On the evaluation of second order phase statistics in SAR interferogram stacks

Abstract

During the last decades, time-series interferometric synthetic aperture radar (InSAR) has been emerged as a powerful technique to measure various surface deformation phenomena of the earth. The multivariate statistics of interferometric phase stacks plays an important role in the performance of different InSAR methodologies and also in the final quality description of InSAR derived products. The multivariate phase statistics are ideally described by a joint probability distribution function (PDF) of interferometric phases, whose closed-form evaluation in a generic form is very complicated and is not found in the literature. Focusing on the first two statistical moments, the stack phase statistics can be effectively described by a full (co)variance matrix. Although a closed-form expression of interferometric phase variances has been derived in literature for single-looked pixels, there is no such an expression for neither the variances of the multilooked pixels nor the covariances among interferometric phases. This paper presents two different approaches for evaluation of the full covariance matrix: one based on the numerical Monte-Carlo integration and the other based on an analytical approximation using nonlinear error propagation.
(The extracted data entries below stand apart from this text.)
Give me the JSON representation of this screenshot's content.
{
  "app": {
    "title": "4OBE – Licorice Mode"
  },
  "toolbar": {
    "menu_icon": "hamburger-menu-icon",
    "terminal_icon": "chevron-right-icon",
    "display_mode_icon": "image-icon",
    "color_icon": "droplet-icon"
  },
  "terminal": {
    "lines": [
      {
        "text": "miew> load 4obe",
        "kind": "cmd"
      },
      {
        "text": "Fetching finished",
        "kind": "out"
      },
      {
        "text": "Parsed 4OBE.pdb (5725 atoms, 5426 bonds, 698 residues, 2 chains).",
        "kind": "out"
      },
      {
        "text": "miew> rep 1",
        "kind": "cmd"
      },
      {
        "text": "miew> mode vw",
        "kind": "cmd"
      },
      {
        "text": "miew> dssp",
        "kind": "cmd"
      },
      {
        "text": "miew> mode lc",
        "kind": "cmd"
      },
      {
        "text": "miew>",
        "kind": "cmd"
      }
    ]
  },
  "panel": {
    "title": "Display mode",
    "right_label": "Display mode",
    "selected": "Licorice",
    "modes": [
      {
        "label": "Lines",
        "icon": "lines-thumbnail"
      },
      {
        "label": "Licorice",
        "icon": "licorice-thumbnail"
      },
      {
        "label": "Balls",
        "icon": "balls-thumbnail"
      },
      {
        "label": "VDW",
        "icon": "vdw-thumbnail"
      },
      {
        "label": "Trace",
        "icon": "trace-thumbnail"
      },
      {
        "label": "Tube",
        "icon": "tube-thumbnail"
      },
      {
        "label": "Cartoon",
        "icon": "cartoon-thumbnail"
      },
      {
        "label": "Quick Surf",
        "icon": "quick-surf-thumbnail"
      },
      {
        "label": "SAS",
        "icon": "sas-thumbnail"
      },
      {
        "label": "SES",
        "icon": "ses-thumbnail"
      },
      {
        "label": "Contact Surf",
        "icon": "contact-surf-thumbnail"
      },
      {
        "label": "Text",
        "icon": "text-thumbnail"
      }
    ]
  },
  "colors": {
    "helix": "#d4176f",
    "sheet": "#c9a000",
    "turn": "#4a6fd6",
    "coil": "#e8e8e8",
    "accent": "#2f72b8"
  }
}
We first, clarify on the noise components that are the subject of statistical models of this paper. Then, the complex statistics in SAR stacks and the phase statistics in a single interferogram are reviewed, followed by the phase statistics in InSAR stacks in terms of second statistical moments. The Monte-Carlo approach and the derivation of an analytical closed-form evaluation of InSAR second-order phase statistics are then introduced in details. Finally, the two proposed methods are validated against each other.